ESTRAGON: Where shall we go?
VLADIMIR: Not far.
ESTRAGON: Oh yes, let’s go far away from here.
VLADIMIR: We can’t.
ESTRAGON: Why not?
VLADIMIR: We have to come back tomorrow.
ESTRAGON: What for?
VLADIMIR: To wait for Godot.
ESTRAGON: Ah! (Silence.) He didn’t come?
VLADIMIR: No.
ESTRAGON: And now it’s too late.
VLADIMIR: Yes, now it’s night.
Perhaps our situation is even worse, at least they live in the expectation, the hope, that Godot may one day arrive; that Godot’s appearance will make clear those things that are unclear, that he will explain the inexplicable.
There is no such hope from the Government in Dublin:if they know, they are not going to tell, and there is more than a suspicion that they don’t know anyway.
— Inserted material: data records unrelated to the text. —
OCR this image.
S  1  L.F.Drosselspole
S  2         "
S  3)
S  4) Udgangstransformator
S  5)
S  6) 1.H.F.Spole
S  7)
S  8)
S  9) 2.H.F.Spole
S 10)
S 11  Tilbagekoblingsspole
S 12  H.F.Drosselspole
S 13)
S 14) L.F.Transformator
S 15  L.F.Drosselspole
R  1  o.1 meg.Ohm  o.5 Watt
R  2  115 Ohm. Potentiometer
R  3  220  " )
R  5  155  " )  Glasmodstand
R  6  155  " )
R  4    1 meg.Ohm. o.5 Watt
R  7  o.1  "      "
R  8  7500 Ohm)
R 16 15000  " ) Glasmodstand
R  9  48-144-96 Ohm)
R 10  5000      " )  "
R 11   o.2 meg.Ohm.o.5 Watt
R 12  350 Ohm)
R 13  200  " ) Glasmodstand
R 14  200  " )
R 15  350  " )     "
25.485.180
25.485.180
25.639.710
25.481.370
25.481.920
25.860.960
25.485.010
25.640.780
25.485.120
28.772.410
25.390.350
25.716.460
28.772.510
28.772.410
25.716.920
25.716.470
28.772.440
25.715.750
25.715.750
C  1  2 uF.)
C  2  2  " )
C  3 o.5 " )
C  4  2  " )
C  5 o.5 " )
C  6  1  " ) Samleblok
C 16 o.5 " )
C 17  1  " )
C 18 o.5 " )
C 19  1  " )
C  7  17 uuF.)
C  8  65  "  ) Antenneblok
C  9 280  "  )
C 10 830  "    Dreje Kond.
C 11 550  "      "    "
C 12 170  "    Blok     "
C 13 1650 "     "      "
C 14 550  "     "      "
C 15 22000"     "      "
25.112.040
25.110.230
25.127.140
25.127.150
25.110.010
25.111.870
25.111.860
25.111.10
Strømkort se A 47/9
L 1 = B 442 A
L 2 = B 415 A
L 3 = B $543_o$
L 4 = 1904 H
Last week it emerged that the sum of €4 billion would need to be found to allow Anglo Irish Bank to be trading. To put the figure in perspective, it would be like the US Government having to find €300 billion, that’s equivalent to over $400 billion, more than half of the US economic stimulus package. But this is not to do something positive with our economy, this is to prop up a broke bank.
Having €4 billion in ready cash in Dublin is about as likely as Godot arriving. The New York Times report of comments from the Department of Finance has a surreal quality:
. . . a spokesman for the finance ministry in Dublin, said the means of raising the capital would be decided by the country’s debt management agency. But he said the fund-raising was unlikely to affect the country’s deficit level.
Really?
Well, there’s still the National Pension Reserve Fund to raid. It was worth €15.5 billion at the end of March, but €7 billion has already gone to support the two main banks. Will half of what was set aside for public sector pensions be poured into the hole in the Anglo finances?
“Let’s go far away from here”, we say.
But we can’t. We have to stay here, because if we try to move there will be a run on our banks, and then there would really be trouble.
Vladimir and Estragon had it easy.
Well written.
There’s litle to add, unfortunately.